Speakers
Description
The RD51 collaboration pursues research activities on Micro-Pattern Gaseous Detectors. One of its achievements is the development of a common multi-purpose readout system, the RD51 Scalable Readout System (SRS). Successfully established within the community, the SRS was enhanced by integrating the ATLAS/BNL VMM3a front-end ASIC. The outcome is a self-triggered continuous readout system for any kind of gaseous detector. It allows to record particles with MHz interaction rate, measuring their energy, space and time in small R&D set-ups (0.2k channels) to mid-sized experiments with multiple detectors (2.5k to 5k channels).
Summary (500 words)
Readout platforms in particle physics, including the readout ASICs, are usually exactly tailored to the detector parameters. In case of the RD51 collaboration, which focuses on the R&D of Micro-Pattern Gaseous Detectors (MPGDs), a large variety of detector technologies exist, being combined with very different applications. To cope with this, to join development efforts and profit from synergies, RD51 developed the Scalable Readout System (SRS) [JINST 8 (2013) C03015]. Its goal is to provide a flexible and multi-purpose readout system, which allows to read out small R&D set-ups (order of 10² channels) up to mid-sized experiments (several 10³ channels). To read different experimental sizes, the SRS implements a tree-like structure. To read different detector technologies, various front-end ASICs have been implemented (APV25, Timepix and VMM3a as the most prominent examples).
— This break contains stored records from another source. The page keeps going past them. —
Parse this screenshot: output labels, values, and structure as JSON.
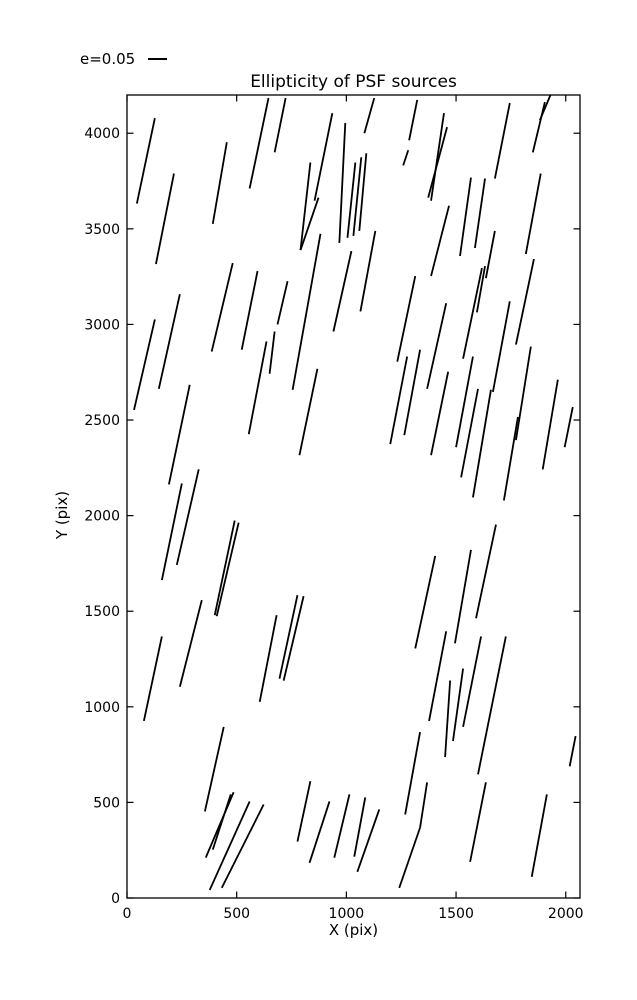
{
  "chart_data": {
    "type": "line",
    "mark": "line-segments",
    "title": "Ellipticity of PSF sources",
    "xlabel": "X (pix)",
    "ylabel": "Y (pix)",
    "xlim": [
      0,
      2065
    ],
    "ylim": [
      0,
      4200
    ],
    "xticks": [
      0,
      500,
      1000,
      1500,
      2000
    ],
    "yticks": [
      0,
      500,
      1000,
      1500,
      2000,
      2500,
      3000,
      3500,
      4000
    ],
    "grid": false,
    "legend": {
      "label": "e=0.05",
      "scale_e": 0.05,
      "position": "above-left"
    },
    "series_color": "#000000",
    "background_color": "#ffffff",
    "segments": [
      [
        45,
        3632,
        127,
        4079
      ],
      [
        132,
        3316,
        214,
        3789
      ],
      [
        391,
        3526,
        455,
        3953
      ],
      [
        559,
        3711,
        645,
        4184
      ],
      [
        386,
        2858,
        482,
        3321
      ],
      [
        523,
        2868,
        595,
        3279
      ],
      [
        673,
        3900,
        723,
        4184
      ],
      [
        855,
        3647,
        936,
        4105
      ],
      [
        968,
        3426,
        995,
        4053
      ],
      [
        791,
        3389,
        836,
        3847
      ],
      [
        791,
        3389,
        873,
        3663
      ],
      [
        1005,
        3453,
        1041,
        3847
      ],
      [
        1032,
        3463,
        1068,
        3874
      ],
      [
        1059,
        3489,
        1091,
        3895
      ],
      [
        1082,
        4000,
        1127,
        4184
      ],
      [
        1286,
        3963,
        1323,
        4174
      ],
      [
        1259,
        3832,
        1282,
        3911
      ],
      [
        755,
        2658,
        882,
        3474
      ],
      [
        941,
        2963,
        1023,
        3384
      ],
      [
        1064,
        3068,
        1132,
        3489
      ],
      [
        686,
        3000,
        732,
        3226
      ],
      [
        1386,
        3647,
        1445,
        4105
      ],
      [
        1373,
        3663,
        1459,
        4032
      ],
      [
        1677,
        3763,
        1745,
        4158
      ],
      [
        1882,
        4068,
        1945,
        4240
      ],
      [
        1850,
        3900,
        1905,
        4163
      ],
      [
        1518,
        3358,
        1568,
        3768
      ],
      [
        1586,
        3400,
        1632,
        3763
      ],
      [
        1386,
        3253,
        1468,
        3621
      ],
      [
        1636,
        3242,
        1677,
        3489
      ],
      [
        1818,
        3368,
        1886,
        3789
      ],
      [
        1532,
        2821,
        1618,
        3295
      ],
      [
        1595,
        3063,
        1632,
        3305
      ],
      [
        1773,
        2895,
        1855,
        3342
      ],
      [
        32,
        2553,
        127,
        3026
      ],
      [
        145,
        2663,
        241,
        3158
      ],
      [
        191,
        2163,
        286,
        2684
      ],
      [
        555,
        2426,
        636,
        2911
      ],
      [
        650,
        2742,
        673,
        2963
      ],
      [
        159,
        1663,
        250,
        2168
      ],
      [
        227,
        1742,
        327,
        2242
      ],
      [
        786,
        2316,
        868,
        2768
      ],
      [
        1232,
        2805,
        1314,
        3253
      ],
      [
        1200,
        2374,
        1277,
        2832
      ],
      [
        1264,
        2421,
        1336,
        2868
      ],
      [
        1368,
        2663,
        1455,
        3111
      ],
      [
        1668,
        2647,
        1745,
        3121
      ],
      [
        1773,
        2395,
        1841,
        2884
      ],
      [
        1718,
        2079,
        1782,
        2516
      ],
      [
        1386,
        2316,
        1464,
        2753
      ],
      [
        1500,
        2358,
        1577,
        2832
      ],
      [
        1523,
        2200,
        1600,
        2663
      ],
      [
        1577,
        2095,
        1659,
        2658
      ],
      [
        1895,
        2242,
        1964,
        2711
      ],
      [
        1995,
        2358,
        2032,
        2568
      ],
      [
        400,
        1479,
        491,
        1974
      ],
      [
        409,
        1474,
        509,
        1963
      ],
      [
        241,
        1105,
        341,
        1558
      ],
      [
        77,
        926,
        159,
        1368
      ],
      [
        605,
        1026,
        682,
        1479
      ],
      [
        714,
        1137,
        805,
        1579
      ],
      [
        695,
        1147,
        777,
        1584
      ],
      [
        1314,
        1305,
        1405,
        1789
      ],
      [
        1495,
        1332,
        1568,
        1821
      ],
      [
        1591,
        1463,
        1682,
        1953
      ],
      [
        1377,
        926,
        1455,
        1395
      ],
      [
        1450,
        737,
        1473,
        1137
      ],
      [
        1486,
        821,
        1532,
        1200
      ],
      [
        1532,
        895,
        1614,
        1368
      ],
      [
        1600,
        647,
        1727,
        1368
      ],
      [
        355,
        453,
        441,
        895
      ],
      [
        359,
        211,
        486,
        553
      ],
      [
        391,
        253,
        473,
        542
      ],
      [
        377,
        42,
        559,
        505
      ],
      [
        432,
        53,
        623,
        489
      ],
      [
        777,
        295,
        836,
        611
      ],
      [
        832,
        184,
        923,
        505
      ],
      [
        945,
        211,
        1014,
        542
      ],
      [
        1036,
        216,
        1086,
        526
      ],
      [
        1050,
        137,
        1150,
        463
      ],
      [
        1268,
        437,
        1336,
        868
      ],
      [
        1336,
        368,
        1368,
        605
      ],
      [
        1241,
        53,
        1336,
        368
      ],
      [
        1564,
        189,
        1636,
        605
      ],
      [
        1845,
        111,
        1914,
        542
      ],
      [
        2018,
        689,
        2045,
        847
      ]
    ]
  }
}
From these ASICs, the VMM3a is the latest integration, from a few years ago [NIM A 903 (2018) 91-98]. The ATLAS/BNL VMM3a is an analogue and digital 64-channel readout ASIC, developed within the ATLAS New Small Wheel upgrade, specifically to read out gaseous detectors. With its integration, the SRS’ capability of being a multi-purpose readout system was enhanced with features, which were previously not accessible. One of its main advantages are acquisition rates in the MHz regime, due to the continuous self-triggered readout [NIM A 1031 (2022) 166548]. The compatibility with an even larger range of detector technologies is achieved due to a large dynamic range (adjustable electronics gain of the charge sensitive amplifier; 0.5 to 16 mV/fC in 8 discrete steps), the resulting capability of handling input capacitances over a wide range (from some pF to 1-2 nF), as well as adjustable peaking times (25 to 200 ns in four discrete steps). With the VMM3a providing a multi-channel readout for charge information (10-bit ADC) and time information (12+8-bit; ~1 ns resolution), its SRS integration becomes a highly advanced system which can be adapted from small laboratory set-ups to multi-detector systems or large area, high channel count tracking or imaging detectors.
In this presentation, the structure of the system, its capabilities and the installation in mid-sized set-ups are shown. This includes the commissioning (e.g. clock, power and ground distribution) of VMM3a/SRS for the successful read-out of a GEM-based beam telescope (multiple detectors with 10x10 cm² active area) and a large area (50x50 cm²) neutron detector. Also, a review of the firmware and hardware for the system is given. With the successful improvements of VMM3a/SRS in terms of scalability and reliability since its integration, due to large community efforts within RD51, the system is now used for a large variety of applications (detector R&D, neutron and material science, HEP, muon tomography, neutrino physics, medical imaging) and detector technologies (e.g. GEMs, MicroMegas, Straw Tubes, TPCs, Scintillators/PMTs). In addition, ongoing studies to even further characterise the system and investigate future improvements are presented.